The Coming Savings Meltdown

By Michael Hudson

July 30, 2019 "Information Clearing House" -  Debts that can’t be paid, won’t be. That point inevitably arrives on the liabilities side of the economy’s balance sheet.

But what of the asset side? One person’s debt is a creditor’s claim for payment. This is defined as “savings,” even though banks simply create credit endogenously on their own computers without needing any prior savings. When debts can’t be paid and debtors default, what happens to these creditors?

As President Obama showed, banks and bondholders can be bailed out by new Federal Reserve money creation. That is what the $4.6 trillion in Quantitative Easing since 2008 was all about. The Fed has spent the last few years supporting stock market prices (and holding down gold prices) by manipulating the forward option markets.

But this artificial life support to keep the debt overhead afloat is nearing the reality of the debt wall. The European Central Bank has almost run out of available euro-bonds to buy.
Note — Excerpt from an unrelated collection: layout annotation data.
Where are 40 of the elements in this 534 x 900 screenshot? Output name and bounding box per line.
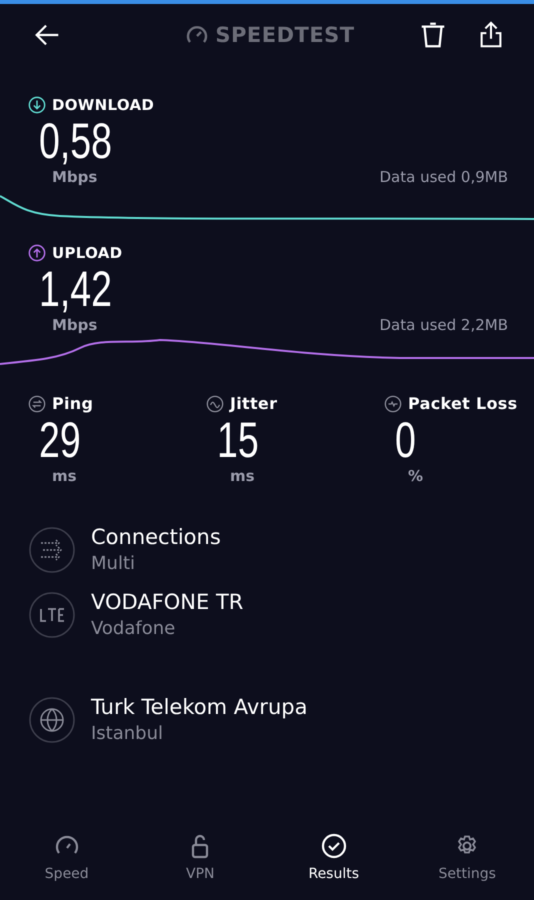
detail-subtitle: Multi [91,553,136,574]
app-logo: SPEEDTEST [215,23,355,47]
metric-label: Ping [52,394,94,413]
speed-label: DOWNLOAD [52,96,154,114]
data-used: Data used 2,2MB [379,316,508,334]
metric-value: 15 [216,413,259,467]
tab[interactable]: Speed [0,822,134,900]
speed-value: 1,42 [38,262,112,316]
detail-subtitle: Vodafone [91,618,176,639]
settings-icon [458,836,476,854]
upload-icon [28,244,46,262]
tab[interactable]: Results [267,822,400,900]
tab[interactable]: Settings [400,822,534,900]
data-used: Data used 0,9MB [379,168,508,186]
detail-title: Turk Telekom Avrupa [91,695,308,719]
speed-value: 0,58 [38,114,112,168]
metric-icon [28,394,46,412]
gauge-icon [56,836,78,854]
metric-label: Packet Loss [408,394,518,413]
globe-icon [29,696,75,742]
detail-subtitle: Istanbul [91,723,164,744]
detail-title: VODAFONE TR [91,590,244,614]
metric-icon [384,394,402,412]
metric-value: 0 [394,413,416,467]
metric-value: 29 [38,413,81,467]
metric-label: Jitter [230,394,278,413]
tab[interactable]: VPN [134,822,267,900]
speed-label: UPLOAD [52,244,122,262]
checkmark-icon [322,834,346,858]
metric-unit: % [407,467,424,485]
speed-unit: Mbps [52,168,98,186]
detail-title: Connections [91,525,221,549]
download-icon [28,96,46,114]
connections-icon [29,526,75,572]
lte-icon [29,592,75,638]
padlock-icon [192,834,208,858]
metric-icon [206,394,224,412]
metric-unit: ms [51,467,77,485]
metric-unit: ms [229,467,255,485]
speed-unit: Mbps [52,316,98,334]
The new fallback position to keep the increasingly zombified U.S. and Eurozone financial markets afloat is to experiment with negative interest rates.

Writing down savings by a few percentage points helps bring the glut of creditor claims marginally back towards balancing bank deposits with the ability of debtors to pay. But such marginal moves are rarely sufficient. A quantum leap is needed.

Governments have long followed a basic guideline when faced with a need to devalue their currencies (for instance, as the dollar was devalued against gold in 1933). Nothing is worse for a politician or central banker than to be overly shy when it comes to devaluation. The motto is, “Always depreciate to access.” That means at lest 25 percent, often a third when a basic structural adjustment is needed.

The recent experiment in negative interest rates writing down savings as a necessary compliment to the inevitable debt writedowns means that financial policy makes are beginning to fact the hitherto unthinkable fact that many zombie companies and debtors have no foreseeable means of paying the amounts that they owe on paper.